Woods's shattering performance at Augusta can be compared with Nicklaus's nine-shot win there in 1965. Yet the Bear was in his fourth year as a professional and had already won the Masters once, plus two other majors, but not until then did he think he had "arrived". "I don't think I want to go back and be 21 again and compete against him," Nicklaus said of a player who has only been a pro for seven months. "He's not a pretender any more."

What happens next? The USGA will be piling the fertiliser on the rough at Congressional, scene of the US Open, and the R & A might want to invest in a wind machine in case the sea breeze takes a day off during the Open at Troon.

The R & A have already announced plans to lengthen the Old Course at St Andrews by 200 yards to bring more fairway bunkers and hazards into play.

As for Augusta National, history suggests they do not stand for people playing silly buggers on their course. After Nicklaus had won for three times in four years, a couple of bunkers appeared on the left of the 18th fairway where he also used to drive the ball.

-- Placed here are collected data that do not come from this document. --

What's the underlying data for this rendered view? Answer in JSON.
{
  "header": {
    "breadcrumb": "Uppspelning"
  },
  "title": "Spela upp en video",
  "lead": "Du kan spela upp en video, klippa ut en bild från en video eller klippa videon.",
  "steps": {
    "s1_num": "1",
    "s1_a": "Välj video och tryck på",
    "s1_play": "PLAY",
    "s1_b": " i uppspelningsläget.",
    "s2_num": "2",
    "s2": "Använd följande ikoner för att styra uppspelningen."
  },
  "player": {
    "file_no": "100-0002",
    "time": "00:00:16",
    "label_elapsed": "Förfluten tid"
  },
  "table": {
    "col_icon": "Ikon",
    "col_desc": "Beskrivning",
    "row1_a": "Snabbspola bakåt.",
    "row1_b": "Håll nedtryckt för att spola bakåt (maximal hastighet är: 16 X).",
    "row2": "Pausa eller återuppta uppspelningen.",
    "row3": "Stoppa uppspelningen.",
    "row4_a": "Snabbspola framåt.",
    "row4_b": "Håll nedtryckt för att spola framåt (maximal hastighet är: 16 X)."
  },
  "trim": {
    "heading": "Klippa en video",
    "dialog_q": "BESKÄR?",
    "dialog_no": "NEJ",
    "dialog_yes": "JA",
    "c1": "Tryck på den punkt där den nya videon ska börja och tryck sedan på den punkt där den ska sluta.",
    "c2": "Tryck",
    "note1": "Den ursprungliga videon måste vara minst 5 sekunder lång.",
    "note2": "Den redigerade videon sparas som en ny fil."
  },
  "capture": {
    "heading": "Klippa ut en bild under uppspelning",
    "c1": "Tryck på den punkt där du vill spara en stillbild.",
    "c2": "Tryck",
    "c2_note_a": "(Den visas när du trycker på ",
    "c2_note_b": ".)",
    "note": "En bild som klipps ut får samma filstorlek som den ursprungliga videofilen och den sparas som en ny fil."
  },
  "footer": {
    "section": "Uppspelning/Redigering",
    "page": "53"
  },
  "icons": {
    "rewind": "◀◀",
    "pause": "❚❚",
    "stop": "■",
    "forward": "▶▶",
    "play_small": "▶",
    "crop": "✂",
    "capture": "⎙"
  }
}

But short of taking up Jesper Parnevik's suggestion and institute special "Tiger tees" 50 yards behind the present tees, there is little they can do.

Golf courses cannot keep on getting longer. Some time the ruling bodies will have to think about standardising equipment for tournament play. Nicklaus has been banging on about "bringing back the ball" for years. We hackers need all the help we can get; the pros do not. "When Jack came out in the Sixties, everyone else took 30 years to catch up," said Tom Kite. Will Tiger ever be caught?